A powerful and intuitive Python library for creating time series datasets ready for machine learning models like LSTM, GRU, and Transformers. No more manual data preprocessing - just load your data and start training!
When working with time series models (especially LSTM), you always need to:
- Convert raw data into sliding window sequences
- Split data temporally (not randomly!)
- Normalize/scale features properly
- Handle multivariate inputs with single target outputs
- Create proper shapes for neural networks
TSDC automates all of this in just a few lines of code.
- Installation
- Quick Start
- Core Concepts
- API Reference
- Examples
- Advanced Usage
- Development
- Contributing
Install TSDC using pip:
pip install tsdc
That's it! You're ready to use TSDC.
For financial data loading and examples:
pip install tsdc[examples]
This includes yfinance
for financial data and matplotlib
for visualization.
If you want to contribute or modify the code:
git clone https://github.com/DeepPythonist/tsdc.git
cd tsdc
pip install -e .
Get started with TSDC in just 3 steps!
pip install tsdc
import numpy as np
from tsdc import TimeSeriesDataset
# Your time series data (e.g., stock prices, sensor data, etc.)

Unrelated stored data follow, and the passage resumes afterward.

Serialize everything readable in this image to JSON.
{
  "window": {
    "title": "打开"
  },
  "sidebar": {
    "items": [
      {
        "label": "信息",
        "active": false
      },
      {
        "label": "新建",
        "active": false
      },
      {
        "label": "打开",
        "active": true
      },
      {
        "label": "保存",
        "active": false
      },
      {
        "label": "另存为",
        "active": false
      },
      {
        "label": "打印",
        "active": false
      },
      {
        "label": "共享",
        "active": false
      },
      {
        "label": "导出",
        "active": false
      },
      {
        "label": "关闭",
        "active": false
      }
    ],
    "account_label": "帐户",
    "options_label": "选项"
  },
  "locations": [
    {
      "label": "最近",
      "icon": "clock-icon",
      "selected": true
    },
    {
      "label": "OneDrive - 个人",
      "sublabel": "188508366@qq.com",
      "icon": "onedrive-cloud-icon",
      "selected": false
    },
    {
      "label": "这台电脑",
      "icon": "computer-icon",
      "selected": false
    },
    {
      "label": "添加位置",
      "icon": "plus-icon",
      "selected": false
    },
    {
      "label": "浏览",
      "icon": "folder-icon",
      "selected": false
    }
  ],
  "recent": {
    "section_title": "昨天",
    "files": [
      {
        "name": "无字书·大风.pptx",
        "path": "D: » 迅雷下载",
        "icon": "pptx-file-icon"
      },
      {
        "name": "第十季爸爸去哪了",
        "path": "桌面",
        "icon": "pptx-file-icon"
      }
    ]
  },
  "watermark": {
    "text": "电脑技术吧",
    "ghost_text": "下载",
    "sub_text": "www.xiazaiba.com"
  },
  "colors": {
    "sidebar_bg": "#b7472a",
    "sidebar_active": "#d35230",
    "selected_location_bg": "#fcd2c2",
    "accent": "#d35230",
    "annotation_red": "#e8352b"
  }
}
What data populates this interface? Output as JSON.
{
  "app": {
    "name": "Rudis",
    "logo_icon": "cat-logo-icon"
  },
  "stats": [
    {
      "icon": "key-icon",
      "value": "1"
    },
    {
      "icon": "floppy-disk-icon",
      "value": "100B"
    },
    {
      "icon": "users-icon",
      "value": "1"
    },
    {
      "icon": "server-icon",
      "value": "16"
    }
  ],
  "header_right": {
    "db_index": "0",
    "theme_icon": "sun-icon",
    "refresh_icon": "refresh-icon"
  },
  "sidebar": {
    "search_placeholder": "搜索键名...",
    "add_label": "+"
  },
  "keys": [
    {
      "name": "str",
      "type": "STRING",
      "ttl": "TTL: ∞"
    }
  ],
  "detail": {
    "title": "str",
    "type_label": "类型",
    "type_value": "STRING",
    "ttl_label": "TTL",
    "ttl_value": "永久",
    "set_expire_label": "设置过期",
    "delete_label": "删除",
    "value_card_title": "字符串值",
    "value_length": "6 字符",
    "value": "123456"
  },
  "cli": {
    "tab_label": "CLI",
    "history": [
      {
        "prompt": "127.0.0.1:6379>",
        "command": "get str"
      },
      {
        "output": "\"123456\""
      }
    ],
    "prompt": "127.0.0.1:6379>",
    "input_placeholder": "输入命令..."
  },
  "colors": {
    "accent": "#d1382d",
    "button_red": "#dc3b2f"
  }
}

data = np.random.randn(1000) * 100 + 500
# Create dataset with 60 timesteps looking back, predicting 1 step ahead
dataset = TimeSeriesDataset(
data=data,
lookback=60,
horizon=1,
scaler_type='minmax'
)
# Prepare train/val/test splits
dataset.prepare()
X_train, y_train = dataset.get_train()
X_val, y_val = dataset.get_val()
X_test, y_test = dataset.get_test()
print(f"X_train shape: {X_train.shape}") # (samples, 60, 1)
print(f"y_train shape: {y_train.shape}") # (samples,)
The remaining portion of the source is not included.